More important seems to me to investigate why quite frequently the sending of events to logstash fails. Interesting is that not all events fail, but only a subset.

2016-10-11T13:40:05Z INFO Non-zero metrics in the last 30s: libbeat.logstash.published_but_not_acked_events=4096 libbeat.logstash.call_count.PublishEvents=4 libbeat.publisher.published_events=4037 registrar.writes=2 libbeat.logstash.published_and_acked_events=3980 libbeat.logstash.publish.write_bytes=826186 registrar.states.update=4096 publish.events=4096 libbeat.logstash.publish.read_bytes=210 libbeat.logstash.publish.read_errors=2

That means the connection works but for example Logstash cannot keep up with all the events or network is flaky.
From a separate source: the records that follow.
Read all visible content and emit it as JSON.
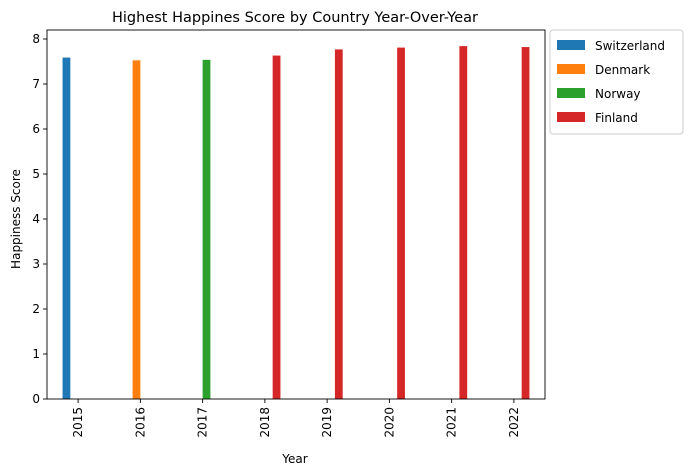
{
  "chart_data": {
    "type": "bar",
    "title": "Highest Happines Score by Country Year-Over-Year",
    "xlabel": "Year",
    "ylabel": "Happiness Score",
    "categories": [
      "2015",
      "2016",
      "2017",
      "2018",
      "2019",
      "2020",
      "2021",
      "2022"
    ],
    "ylim": [
      0,
      8.2
    ],
    "yticks": [
      0,
      1,
      2,
      3,
      4,
      5,
      6,
      7,
      8
    ],
    "grid": false,
    "legend_position": "outside-top-right",
    "series": [
      {
        "name": "Switzerland",
        "color": "#1f77b4",
        "values": [
          7.587,
          null,
          null,
          null,
          null,
          null,
          null,
          null
        ]
      },
      {
        "name": "Denmark",
        "color": "#ff7f0e",
        "values": [
          null,
          7.526,
          null,
          null,
          null,
          null,
          null,
          null
        ]
      },
      {
        "name": "Norway",
        "color": "#2ca02c",
        "values": [
          null,
          null,
          7.537,
          null,
          null,
          null,
          null,
          null
        ]
      },
      {
        "name": "Finland",
        "color": "#d62728",
        "values": [
          null,
          null,
          null,
          7.632,
          7.769,
          7.809,
          7.842,
          7.821
        ]
      }
    ]
  }
}
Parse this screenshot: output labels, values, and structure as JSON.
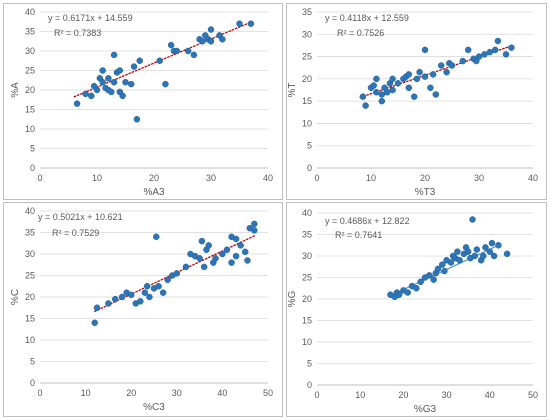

How many filebeat instances are their sending the events to Logstash?

chris.mcdermott · October 24, 2016, 3:47pm

There are a lot of filebeat instances sending to logstash. Notice the problem is that logstash is dropping the connection (see the EOF errors). Its the latest version of logstash and we had upped the client timeout to a pretty hight number (300s I believe), but for some reason it prematurely terminates the connections.

ruflin · October 25, 2016, 7:23am

As I have the suspicion that the not closing of deleted files is related to the connection issue, I suggest we focus first on the connection issues. Do you see any errors / messages on the Logstash side? Could it be that Logstash cannot keep up with the load of all the filebeat instances sending data? How many events per second do you have on the LS side?

system · November 1, 2016, 9:19pm

This topic was automatically closed after 21 days. New replies are no longer allowed.